At the 1995 Nobel Prize ceremony presentation , awarded to Dutch chemist Paul Crutzen, Mexican chemical engineer Mario Molina and U.S. chemist Sherwood Rowland for their research on atmospheric Chemistry and prediction of ozone layer thinning as a result of the emission of certain industrial gases (chlorofluorocarbons or CFCs), Ingmar Grenthe of the Swedish Academy of Sciences said: "We have come to understand that we influence and are influenced by our biosphere, our vital area . One of the goals of science is to describe and explain how that happens.

However, under the historian's magnifying glass, this official account does not hold up. If we return to our example, the deforestation of vast areas of the Alpine arc in the 19th century, we find many contemporary observers who did not hesitate to denounce what was happening. Among them was, for example, the Italian Pietro Caimi, who as early as 1857 referred to the savage deforestation that, in a few decades, starting in the early years of the 19th century, had stripped the Valtelina mountains in north-central Italy. Caimi wrote:

"I would like to be a false prophet, but I predict a sad future for the Valtelina if the forest devastations on its mountains are not stopped and if its forests are not brought back to life. In less than a century its plains will become swamps, its hills will become barren, its rivers and torrents will devastate its crops and its villages. The degraded mountains will hit the population with avalanches".

Pietro Caimi, Cenni sulla importanza dei boschi.

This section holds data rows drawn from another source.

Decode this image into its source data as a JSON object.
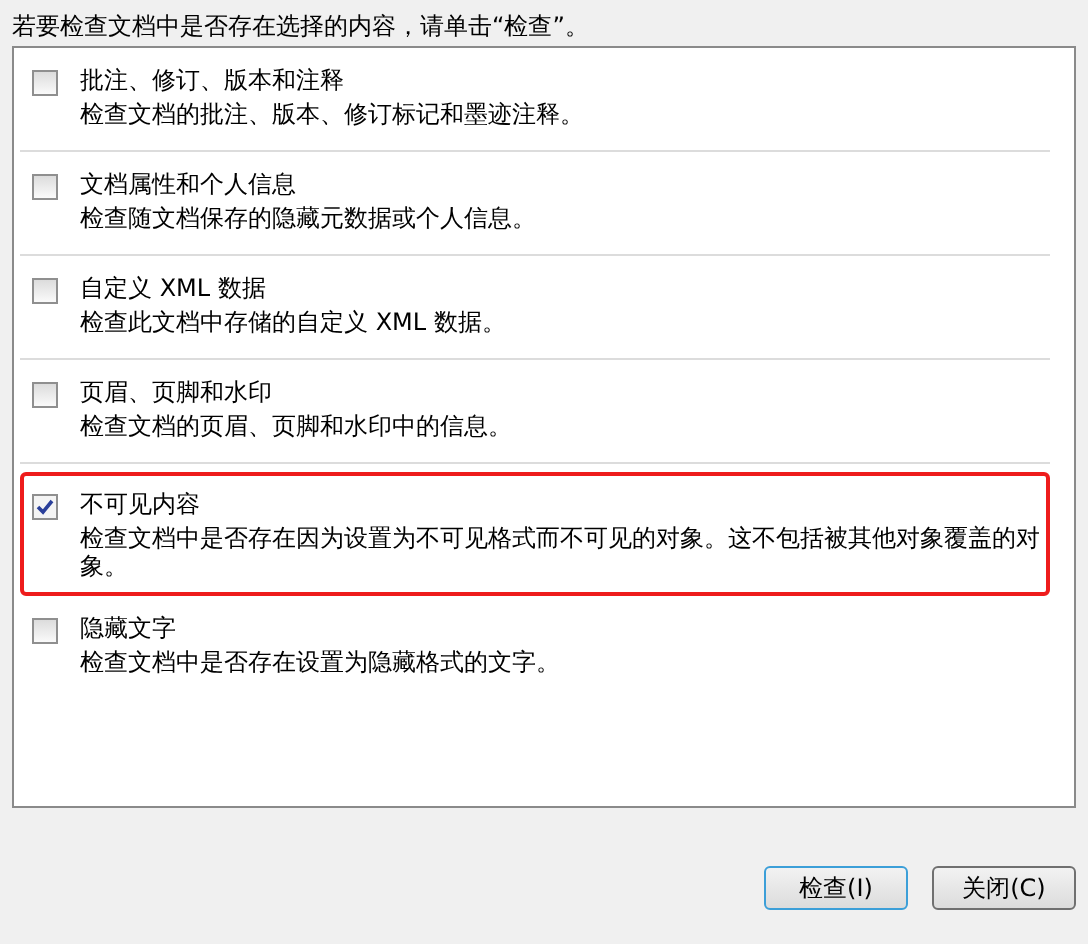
{
  "instruction": "若要检查文档中是否存在选择的内容，请单击“检查”。",
  "items": [
    {
      "title": "批注、修订、版本和注释",
      "description": "检查文档的批注、版本、修订标记和墨迹注释。",
      "checked": false,
      "highlighted": false
    },
    {
      "title": "文档属性和个人信息",
      "description": "检查随文档保存的隐藏元数据或个人信息。",
      "checked": false,
      "highlighted": false
    },
    {
      "title": "自定义 XML 数据",
      "description": "检查此文档中存储的自定义 XML 数据。",
      "checked": false,
      "highlighted": false
    },
    {
      "title": "页眉、页脚和水印",
      "description": "检查文档的页眉、页脚和水印中的信息。",
      "checked": false,
      "highlighted": false
    },
    {
      "title": "不可见内容",
      "description": "检查文档中是否存在因为设置为不可见格式而不可见的对象。这不包括被其他对象覆盖的对象。",
      "checked": true,
      "highlighted": true
    },
    {
      "title": "隐藏文字",
      "description": "检查文档中是否存在设置为隐藏格式的文字。",
      "checked": false,
      "highlighted": false
    }
  ],
  "buttons": [
    {
      "label": "检查(I)",
      "default": true
    },
    {
      "label": "关闭(C)",
      "default": false
    }
  ]
}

A product of our decisions

As can be seen, understanding climate change as a historical process offers the advantage of leaving behind the presentism that characterizes it today and, at the same time, offering the population a much more complete and convincing explanation of the phenomenon. Even more so if we consider that it would allow us to make it clear, once and for all, that this overwhelming disaster that scientists have been denouncing for decades is not something of today, surprising, but something that we built with our own hands, sometimes in a reasoned and conscious manner.

We are no longer living on the threshold of a new world produced by climate change, or rather of new worlds, because it is clear that not all societies are prepared or have the necessary resources to properly face this possibly disastrous juncture. We are already in them and, in spite of that, many governments and individuals refuse to recognize it.

Analyzing and explaining with the categories and methodologies of political and institutional history the decisions that brought us to the brink of the abyss could help to counteract denialism, raise public awareness and hold those in power accountable. Climate change, before being natural, is a historical and therefore political product.